Magically, inner-gamingly, this was somehow enough to get people like that 45-year-old woman to learn to play tennis in a single sessions of not trying very hard.

I found this very interesting at the time. It has stuck with me ever since. But as often happens, I never really dug much deeper.

And then, a couple days ago, I was reading a 2007 book about the discovery of neuroplasticity, titled The Brain That Changes Itself. From that book:

===

Finally, Merzenich [the scientist who conclusively proved neuroplasticity exists] discovered that paying close attention is essential to long-term plastic change. In numerous experiments he found that lasting changes occurred only when his monkeys paid close attention. When the animals performed tasks without paying attention, they changed their brain maps, but the changes did not last.

===

Why do kids pick up skills and languages and social norms so easily and thoroughly, without seeming effort?

A part of the brain, known as nucleus basalis, is turned on in kids’ brains. All the time. The nucleus basalis makes it so kids pay attention to everything.

Eventually, the nucleus basalis gets turned off, or at least stops being on all the time, or even most of the time. Attention becomes more of a thing you have to do consciously, like Gallwey instructed his tennis students to do. But the results seem well worth it.

So if you want to master a skill, internalize a new belief, or learn Korean, pay attention — to something, anything. Don’t just go through the motions. Don’t do it automatically. Don’t just rote repeat.

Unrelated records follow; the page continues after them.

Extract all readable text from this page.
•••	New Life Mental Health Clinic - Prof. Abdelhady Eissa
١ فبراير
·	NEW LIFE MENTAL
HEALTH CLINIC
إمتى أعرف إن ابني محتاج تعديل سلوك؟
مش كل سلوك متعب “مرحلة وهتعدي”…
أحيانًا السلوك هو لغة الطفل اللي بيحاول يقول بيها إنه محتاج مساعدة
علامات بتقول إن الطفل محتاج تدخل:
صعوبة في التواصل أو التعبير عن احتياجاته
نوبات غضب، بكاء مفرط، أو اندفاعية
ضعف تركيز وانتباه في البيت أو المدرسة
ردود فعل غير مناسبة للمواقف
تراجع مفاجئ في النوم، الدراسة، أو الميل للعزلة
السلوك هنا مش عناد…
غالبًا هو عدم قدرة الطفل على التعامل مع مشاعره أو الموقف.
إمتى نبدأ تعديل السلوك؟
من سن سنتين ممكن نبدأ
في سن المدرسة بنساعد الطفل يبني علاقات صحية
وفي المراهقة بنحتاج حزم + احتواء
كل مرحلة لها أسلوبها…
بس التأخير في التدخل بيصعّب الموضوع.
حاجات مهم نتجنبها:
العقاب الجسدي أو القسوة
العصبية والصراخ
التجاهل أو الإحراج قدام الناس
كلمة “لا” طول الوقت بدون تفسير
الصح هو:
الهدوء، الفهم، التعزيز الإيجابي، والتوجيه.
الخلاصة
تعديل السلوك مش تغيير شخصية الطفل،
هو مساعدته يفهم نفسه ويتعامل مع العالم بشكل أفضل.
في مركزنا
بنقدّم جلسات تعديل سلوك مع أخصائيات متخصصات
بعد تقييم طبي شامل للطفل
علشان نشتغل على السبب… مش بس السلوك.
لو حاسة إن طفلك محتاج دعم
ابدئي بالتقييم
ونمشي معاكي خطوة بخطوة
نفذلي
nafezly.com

The results — so say neuroscientists and real life practitioners like Gallwey — will be rapid and almost magical acquisition of new skill and knowledge.

On the flip side:

If a stranger tells you to pay close attention — not me, but a stranger, particularly one in a tuxedo, with slicked back hair, and speaking in a heavy Italian accent — then beware.

You’re likely about to get fooled, and badly.

The topic of attention makes up a large part of my new 10 Commandments book. The fact is, nothing gets done in the world of influence, persuasion, comedy, magic, or hypnosis, without attention.

The difference is that influence professionals — the magicians, door to door salesmen, hypnotists — guide the attention of their audience or prospect or patient to achieve a specific outcome. Sometimes that’s aligned with what the audience or patient or prospect wants. Sometimes it’s not.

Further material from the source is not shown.